Another poem, "About Me," describes the importance of reading in Charles' life. Here's an excerpt.
Books provided hope
along with education
allowed me to dream
and provided motivation
to express myself
through words on a page,
allowed me to laugh
and vent rage,
allowed me to love
and engage
myself in the world
and all that I see
each book provided
to me
to a wide opened world
of adventure and mystery,
science fiction
sports and history.
Great men
great women
great stories
great lives
made great impressions
on my young hungry eyes
inspiring me to dream
of lands across the sea
While these poems scan well and are easy to read, it's hearing them that really makes them come alive. Take a moment or two to listen to Charles read a few of these poems.

Twelve Rounds of Glory: The Story of Muhammad Ali is a biography told through poetry. Each chapter is a poem that describes an episode in Ali's life, beginning with his birth in the segregated south and ending with Ali lighting the Olympic torch in Atlanta. The poems in the book are presented in three columns and sometimes run for more than a page or two. They are long, but the words and rhythm are so right that they move you along at a compelling pace. Here's the poem from chapter 1.
ROUND ONE: The Golden Child
"I always felt like God made Muhammad special,
but I don't know why God chose me to carry this child."
—Odessa Clay, Cassius Clay's mother

Bathed in beautiful light
from parental love,
brown skin shimmers
with a glow from above.
In 1942, the seventeenth of January,
you entered the world
in Louisville, Kentucky.
Whites Only stores
and Whites Only parks
sifted you out
because you were dark.
No Negroes Allowed
and No Colored signs
created separate worlds
and drew color lines,
but your middle-class parents
managed to survive
through hard work and faith
and were able to provide
you, their first child,
and your little brother later,
with food, shelter, clothing,
and something much greater:
that was passed
to you from day one,
that was passed
to you, the new son
of mother Odessa
and father Cassius Clay,
who also passed the torch
of your name
that birth day,
passed down to you
from a white farmer who
inherited a plantation
and your great-grandfather too.
But Clay freed his forty slaves
during America's dark days,
then fought to end slavery
and fought to change ways
and laws
and thinking
deep in the South,
using newspapers,
and his mouth.
He fought with a spirit
that lives in you today,
reflected in your name,
Cassius Marcellus Clay,
reflecting love from your parents,
who had faith and belief
that God would watch over you
and provide inner strength.
I want to end with a poem or two from a book that I adore. If you are a music lover, than you must look for this one. It's Perfect Harmony: A Musical Journey with the Boys Choir of Harlem. The book is dedicated to "anyone and everyone who loves music in all its many shapes and forms, and to all the musicians who create it" and is a photographic and poetic tribute to this fabulously talented musical group. The back matter includes glossaries of both musical and poetic terms. Here are two of my favorite poems.
Alto Haiku

Alto notes drift high
in the sky lingering
beneath soprano wings.



A perfect marriage of rhythm and time,
voices blend to create harmonic rhyme.

Bass drops anchor in musical sea,
for tenor and alto to create harmony.

Soprano chimes in with high notes that soar;
bass booms deep to even the score.

Tenor pitches words so nat-u-rally,
while alto floats in smooth and gracefully.

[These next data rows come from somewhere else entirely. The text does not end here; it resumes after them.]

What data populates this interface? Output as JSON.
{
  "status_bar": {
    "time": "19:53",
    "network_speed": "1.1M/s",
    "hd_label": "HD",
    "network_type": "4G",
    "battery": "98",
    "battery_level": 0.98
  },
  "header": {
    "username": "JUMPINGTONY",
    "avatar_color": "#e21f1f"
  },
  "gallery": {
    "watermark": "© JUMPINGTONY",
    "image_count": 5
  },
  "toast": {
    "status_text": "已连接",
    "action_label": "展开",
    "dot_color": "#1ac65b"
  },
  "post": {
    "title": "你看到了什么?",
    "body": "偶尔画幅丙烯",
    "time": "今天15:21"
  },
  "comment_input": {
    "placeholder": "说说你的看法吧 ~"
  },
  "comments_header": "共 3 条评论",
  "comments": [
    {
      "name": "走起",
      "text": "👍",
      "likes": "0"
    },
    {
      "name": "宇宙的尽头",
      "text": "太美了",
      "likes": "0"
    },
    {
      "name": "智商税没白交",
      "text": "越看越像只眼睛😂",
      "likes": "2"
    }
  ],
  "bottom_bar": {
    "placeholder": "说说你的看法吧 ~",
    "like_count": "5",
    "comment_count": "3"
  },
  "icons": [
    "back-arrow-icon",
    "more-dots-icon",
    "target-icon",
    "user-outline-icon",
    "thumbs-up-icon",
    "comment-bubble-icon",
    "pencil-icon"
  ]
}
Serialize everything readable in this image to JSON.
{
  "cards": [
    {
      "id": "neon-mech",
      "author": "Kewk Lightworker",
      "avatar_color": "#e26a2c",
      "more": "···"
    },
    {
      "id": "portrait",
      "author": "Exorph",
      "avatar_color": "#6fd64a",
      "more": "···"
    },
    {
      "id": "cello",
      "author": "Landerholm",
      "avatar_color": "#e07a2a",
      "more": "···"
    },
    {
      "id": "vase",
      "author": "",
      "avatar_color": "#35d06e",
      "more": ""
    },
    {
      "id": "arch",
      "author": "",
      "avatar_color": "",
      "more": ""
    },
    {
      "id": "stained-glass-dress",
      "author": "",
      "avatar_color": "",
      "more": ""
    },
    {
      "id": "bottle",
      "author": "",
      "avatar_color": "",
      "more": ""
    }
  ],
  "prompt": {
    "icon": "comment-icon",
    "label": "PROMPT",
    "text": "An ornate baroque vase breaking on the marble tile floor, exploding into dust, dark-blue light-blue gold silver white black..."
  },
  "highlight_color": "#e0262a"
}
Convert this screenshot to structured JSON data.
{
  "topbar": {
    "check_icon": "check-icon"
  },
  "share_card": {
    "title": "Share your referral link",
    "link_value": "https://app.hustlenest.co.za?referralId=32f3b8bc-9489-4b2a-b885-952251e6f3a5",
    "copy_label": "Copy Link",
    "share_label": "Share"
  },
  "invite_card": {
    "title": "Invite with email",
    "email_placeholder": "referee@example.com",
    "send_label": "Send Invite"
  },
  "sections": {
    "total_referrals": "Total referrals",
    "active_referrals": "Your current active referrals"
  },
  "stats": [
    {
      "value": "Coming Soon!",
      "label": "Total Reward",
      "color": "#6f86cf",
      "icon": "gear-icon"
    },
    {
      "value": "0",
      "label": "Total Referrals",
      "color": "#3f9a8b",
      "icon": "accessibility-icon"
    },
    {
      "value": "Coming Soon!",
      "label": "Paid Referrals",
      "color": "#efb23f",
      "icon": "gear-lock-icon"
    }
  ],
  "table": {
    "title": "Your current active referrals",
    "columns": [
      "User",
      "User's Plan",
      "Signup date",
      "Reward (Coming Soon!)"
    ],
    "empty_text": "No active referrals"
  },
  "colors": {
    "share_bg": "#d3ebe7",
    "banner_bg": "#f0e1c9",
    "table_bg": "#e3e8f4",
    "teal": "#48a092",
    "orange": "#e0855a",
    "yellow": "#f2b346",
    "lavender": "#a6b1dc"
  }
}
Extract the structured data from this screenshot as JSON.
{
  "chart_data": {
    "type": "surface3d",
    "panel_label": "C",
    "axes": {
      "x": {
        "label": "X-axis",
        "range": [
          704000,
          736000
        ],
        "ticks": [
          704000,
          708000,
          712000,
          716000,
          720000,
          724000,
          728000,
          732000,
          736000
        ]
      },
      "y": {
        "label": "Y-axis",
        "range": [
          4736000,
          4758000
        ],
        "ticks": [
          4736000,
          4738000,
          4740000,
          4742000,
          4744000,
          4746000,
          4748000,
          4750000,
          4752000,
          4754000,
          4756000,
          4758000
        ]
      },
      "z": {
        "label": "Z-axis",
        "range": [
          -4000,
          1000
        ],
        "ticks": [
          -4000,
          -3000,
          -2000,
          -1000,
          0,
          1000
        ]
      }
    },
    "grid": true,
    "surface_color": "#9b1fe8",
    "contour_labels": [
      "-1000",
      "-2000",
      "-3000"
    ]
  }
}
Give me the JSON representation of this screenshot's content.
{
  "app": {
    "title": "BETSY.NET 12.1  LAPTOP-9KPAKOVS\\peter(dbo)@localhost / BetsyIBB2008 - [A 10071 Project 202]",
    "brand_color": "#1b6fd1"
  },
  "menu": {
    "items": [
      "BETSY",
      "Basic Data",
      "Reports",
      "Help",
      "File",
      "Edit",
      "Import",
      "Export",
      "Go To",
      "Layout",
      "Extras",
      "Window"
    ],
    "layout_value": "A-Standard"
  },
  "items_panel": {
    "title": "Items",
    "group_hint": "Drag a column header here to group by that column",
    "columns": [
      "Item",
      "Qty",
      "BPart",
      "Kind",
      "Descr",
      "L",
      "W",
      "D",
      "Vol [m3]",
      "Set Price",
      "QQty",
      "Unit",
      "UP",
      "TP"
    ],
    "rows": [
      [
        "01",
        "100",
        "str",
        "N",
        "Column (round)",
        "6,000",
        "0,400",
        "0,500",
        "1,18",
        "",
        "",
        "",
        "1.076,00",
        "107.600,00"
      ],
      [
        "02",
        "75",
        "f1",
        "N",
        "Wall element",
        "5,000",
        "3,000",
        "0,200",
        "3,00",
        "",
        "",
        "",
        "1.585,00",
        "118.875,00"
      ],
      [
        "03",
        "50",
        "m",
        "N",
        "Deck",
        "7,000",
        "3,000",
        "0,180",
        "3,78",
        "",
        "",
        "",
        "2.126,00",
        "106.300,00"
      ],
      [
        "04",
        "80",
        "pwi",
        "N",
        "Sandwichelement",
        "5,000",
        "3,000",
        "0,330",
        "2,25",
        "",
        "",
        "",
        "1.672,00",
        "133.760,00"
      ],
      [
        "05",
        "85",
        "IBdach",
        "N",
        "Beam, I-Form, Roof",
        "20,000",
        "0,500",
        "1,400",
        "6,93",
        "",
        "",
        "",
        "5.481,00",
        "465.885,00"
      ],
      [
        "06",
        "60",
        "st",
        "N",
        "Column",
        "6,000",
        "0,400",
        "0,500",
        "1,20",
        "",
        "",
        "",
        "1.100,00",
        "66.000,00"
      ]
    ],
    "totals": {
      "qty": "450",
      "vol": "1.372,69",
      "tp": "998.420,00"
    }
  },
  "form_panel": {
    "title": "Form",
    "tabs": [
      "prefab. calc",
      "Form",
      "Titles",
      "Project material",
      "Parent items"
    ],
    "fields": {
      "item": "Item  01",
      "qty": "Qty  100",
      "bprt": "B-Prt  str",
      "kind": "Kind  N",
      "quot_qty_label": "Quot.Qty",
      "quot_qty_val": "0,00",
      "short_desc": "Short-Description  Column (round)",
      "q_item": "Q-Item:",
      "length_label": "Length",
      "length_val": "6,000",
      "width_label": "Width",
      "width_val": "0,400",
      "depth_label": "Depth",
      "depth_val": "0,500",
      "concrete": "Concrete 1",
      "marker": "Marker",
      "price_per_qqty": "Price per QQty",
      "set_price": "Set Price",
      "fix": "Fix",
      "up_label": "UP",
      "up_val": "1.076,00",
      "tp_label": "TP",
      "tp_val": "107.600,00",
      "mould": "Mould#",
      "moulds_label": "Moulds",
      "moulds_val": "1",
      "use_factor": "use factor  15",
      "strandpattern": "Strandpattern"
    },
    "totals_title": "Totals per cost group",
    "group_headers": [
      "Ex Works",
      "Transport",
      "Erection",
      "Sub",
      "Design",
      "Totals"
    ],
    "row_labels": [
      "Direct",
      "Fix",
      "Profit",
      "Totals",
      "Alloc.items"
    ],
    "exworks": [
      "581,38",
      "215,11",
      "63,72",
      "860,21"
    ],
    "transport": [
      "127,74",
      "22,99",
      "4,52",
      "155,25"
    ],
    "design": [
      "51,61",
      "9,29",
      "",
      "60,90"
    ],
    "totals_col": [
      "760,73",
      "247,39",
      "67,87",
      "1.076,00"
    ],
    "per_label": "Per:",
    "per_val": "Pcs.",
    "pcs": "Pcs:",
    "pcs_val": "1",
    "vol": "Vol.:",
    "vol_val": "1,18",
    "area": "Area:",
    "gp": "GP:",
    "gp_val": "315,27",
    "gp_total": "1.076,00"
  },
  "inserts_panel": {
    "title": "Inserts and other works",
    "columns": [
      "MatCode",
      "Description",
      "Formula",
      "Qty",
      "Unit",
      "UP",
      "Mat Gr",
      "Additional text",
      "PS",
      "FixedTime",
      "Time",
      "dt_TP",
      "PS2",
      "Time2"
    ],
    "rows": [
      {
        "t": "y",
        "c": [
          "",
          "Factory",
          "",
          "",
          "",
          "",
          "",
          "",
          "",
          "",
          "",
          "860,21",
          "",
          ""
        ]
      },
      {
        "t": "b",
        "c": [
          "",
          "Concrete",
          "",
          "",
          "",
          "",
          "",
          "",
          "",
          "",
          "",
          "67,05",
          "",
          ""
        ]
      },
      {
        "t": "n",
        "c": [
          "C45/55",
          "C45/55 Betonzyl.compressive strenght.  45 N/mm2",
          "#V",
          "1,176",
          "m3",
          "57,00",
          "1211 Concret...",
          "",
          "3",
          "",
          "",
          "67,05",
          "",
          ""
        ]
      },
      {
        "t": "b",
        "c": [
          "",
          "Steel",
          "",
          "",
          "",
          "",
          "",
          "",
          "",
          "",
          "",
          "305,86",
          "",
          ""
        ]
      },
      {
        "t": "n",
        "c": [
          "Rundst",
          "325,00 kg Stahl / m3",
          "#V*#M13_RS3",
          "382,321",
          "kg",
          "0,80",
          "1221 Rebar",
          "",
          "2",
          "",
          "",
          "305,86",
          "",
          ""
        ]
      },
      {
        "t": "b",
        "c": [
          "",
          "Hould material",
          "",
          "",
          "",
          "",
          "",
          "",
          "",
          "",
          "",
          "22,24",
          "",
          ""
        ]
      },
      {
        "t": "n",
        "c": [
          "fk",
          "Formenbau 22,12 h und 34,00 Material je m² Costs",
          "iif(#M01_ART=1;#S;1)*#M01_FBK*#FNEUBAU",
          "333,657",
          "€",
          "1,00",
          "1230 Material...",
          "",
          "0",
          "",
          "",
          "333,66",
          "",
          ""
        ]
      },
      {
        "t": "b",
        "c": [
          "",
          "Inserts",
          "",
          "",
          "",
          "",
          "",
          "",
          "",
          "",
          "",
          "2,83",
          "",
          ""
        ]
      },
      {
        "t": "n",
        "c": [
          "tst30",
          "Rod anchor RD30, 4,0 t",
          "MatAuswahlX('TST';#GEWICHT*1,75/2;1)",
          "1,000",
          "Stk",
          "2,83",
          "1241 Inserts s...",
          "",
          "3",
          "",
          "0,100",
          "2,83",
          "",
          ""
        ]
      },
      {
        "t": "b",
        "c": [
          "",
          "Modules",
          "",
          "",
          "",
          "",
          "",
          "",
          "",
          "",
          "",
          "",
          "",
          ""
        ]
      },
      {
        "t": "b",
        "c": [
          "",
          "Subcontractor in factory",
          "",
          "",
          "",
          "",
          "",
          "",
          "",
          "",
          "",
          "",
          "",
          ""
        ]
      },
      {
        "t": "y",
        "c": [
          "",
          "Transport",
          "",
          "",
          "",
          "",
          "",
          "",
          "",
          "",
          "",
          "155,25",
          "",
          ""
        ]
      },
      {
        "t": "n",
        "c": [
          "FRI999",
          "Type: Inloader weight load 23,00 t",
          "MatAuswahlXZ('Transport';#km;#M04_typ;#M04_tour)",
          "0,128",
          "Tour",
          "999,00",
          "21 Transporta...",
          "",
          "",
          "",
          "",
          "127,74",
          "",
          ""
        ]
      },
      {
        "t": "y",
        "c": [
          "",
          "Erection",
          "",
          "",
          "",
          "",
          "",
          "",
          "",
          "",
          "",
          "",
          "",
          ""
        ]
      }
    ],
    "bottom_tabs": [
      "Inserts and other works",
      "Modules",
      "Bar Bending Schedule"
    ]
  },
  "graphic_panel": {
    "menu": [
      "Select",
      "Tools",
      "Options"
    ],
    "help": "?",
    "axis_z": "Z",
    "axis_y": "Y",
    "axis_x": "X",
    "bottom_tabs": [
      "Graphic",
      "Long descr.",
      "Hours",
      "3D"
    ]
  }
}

Soprano she flies so high in the sky,
as alto hovers below and nearby.

Each voice shines bright like glass in the sun,
harmony brings them together as one.

When musical notes melt with precision and pace,
music has life, energy, and grace.
To learn more about Charles and his work, check out these sites.
Many, many thanks to Charles for participating in the Poetry Makers series.

All poems ©Charles R. Smith, Jr.. All rights reserved.


  1. You know, I love that he says he should be the next poet laureate. He's right -- if he has the passion for it, why not campaign? And the man surely has talent!

  2. I agree--if he thinkis he would be a good children's poet laureate, then he should go for it. So glad to discover a new poet to read.